The satellites are making it much more difficult for astronomers to do their jobs, he says. “When a satellite goes through the field of view of a telescope, it’s extremely bright,” Helfand says. “The objects we’re trying to study–distant galaxies and stars–are 20 million times fainter than satellites. So when one of these streaks goes across the image, it completely obliterates the image.”
At least 6 percent of the 2021 images from the Hubble Space Telescope were “compromised or completely ruined” by satellite interference by Starlink satellites, he says. “That’s when there were only 1,500 Starlink satellites…Now there are three times that amount.” And many more are on the way.

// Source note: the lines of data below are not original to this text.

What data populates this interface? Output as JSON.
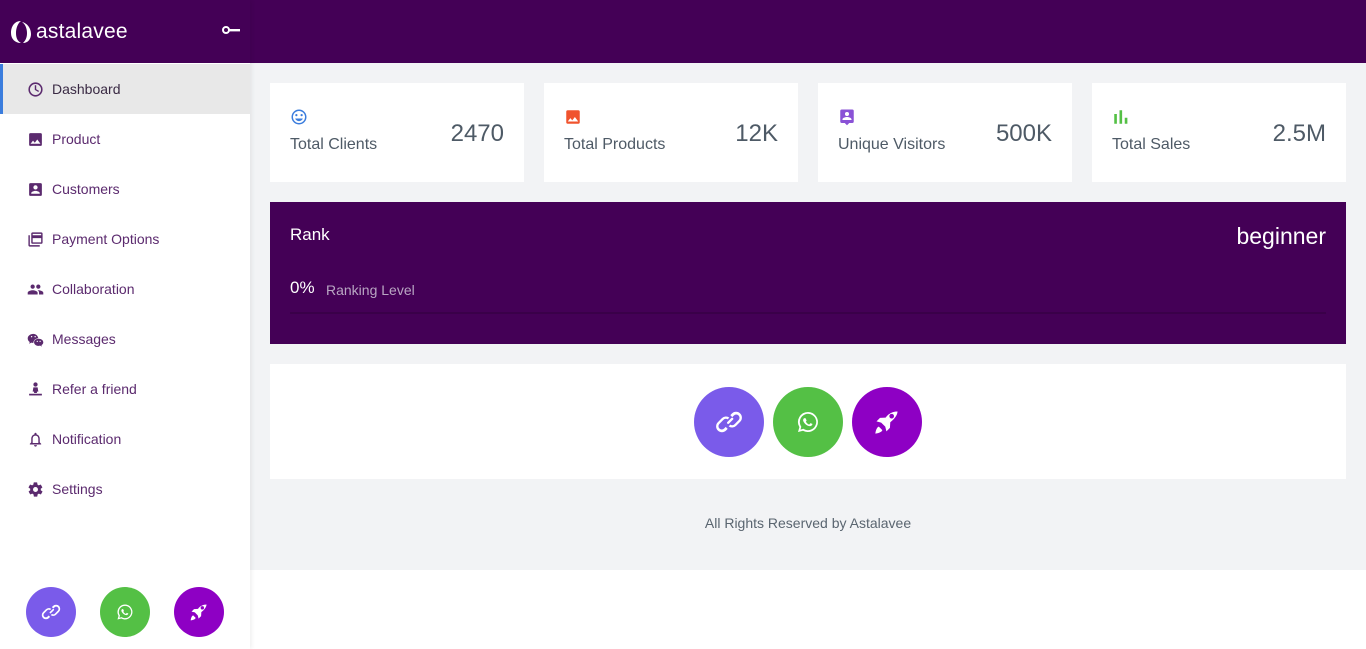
{
  "brand": {
    "name": "astalavee"
  },
  "sidebar": {
    "items": [
      {
        "label": "Dashboard",
        "icon": "dashboard-icon",
        "active": true
      },
      {
        "label": "Product",
        "icon": "image-icon"
      },
      {
        "label": "Customers",
        "icon": "contact-icon"
      },
      {
        "label": "Payment Options",
        "icon": "payment-icon"
      },
      {
        "label": "Collaboration",
        "icon": "people-icon"
      },
      {
        "label": "Messages",
        "icon": "chat-icon"
      },
      {
        "label": "Refer a friend",
        "icon": "refer-icon"
      },
      {
        "label": "Notification",
        "icon": "bell-icon"
      },
      {
        "label": "Settings",
        "icon": "gear-icon"
      }
    ]
  },
  "stats": [
    {
      "label": "Total Clients",
      "value": "2470",
      "icon": "smile-icon",
      "color": "#3b7ddd"
    },
    {
      "label": "Total Products",
      "value": "12K",
      "icon": "image-icon",
      "color": "#f0532d"
    },
    {
      "label": "Unique Visitors",
      "value": "500K",
      "icon": "visitor-icon",
      "color": "#8a52d6"
    },
    {
      "label": "Total Sales",
      "value": "2.5M",
      "icon": "bar-chart-icon",
      "color": "#54c045"
    }
  ],
  "rank": {
    "title": "Rank",
    "level": "beginner",
    "percent": "0%",
    "sublabel": "Ranking Level",
    "progress": 0
  },
  "footer": {
    "text": "All Rights Reserved by Astalavee"
  },
  "colors": {
    "header": "#440056",
    "link_button": "#7a5bea",
    "whatsapp_button": "#54c045",
    "rocket_button": "#8e00c4"
  }
}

Satellites: An Invaluable Tool, An Astronomic Obstacle
In a February press release, SpaceX said they’d launched “nearly 4,000 satellites” over the last five years. They aim to send up to 42,000 satellites into its mega constellation in coming years, according to Space.com. SpaceX did not respond to National Geographic’s request for comment.
These satellites can be seen with the naked eye in the days following their launch (when their orbit is lower to Earth and satellites are still close enough together to appear in a line), and in the hours just after sunset and just before sunrise. Websites like Heavens-Above.com predict when Starlink satellite trains will pass overhead for people looking to spot them.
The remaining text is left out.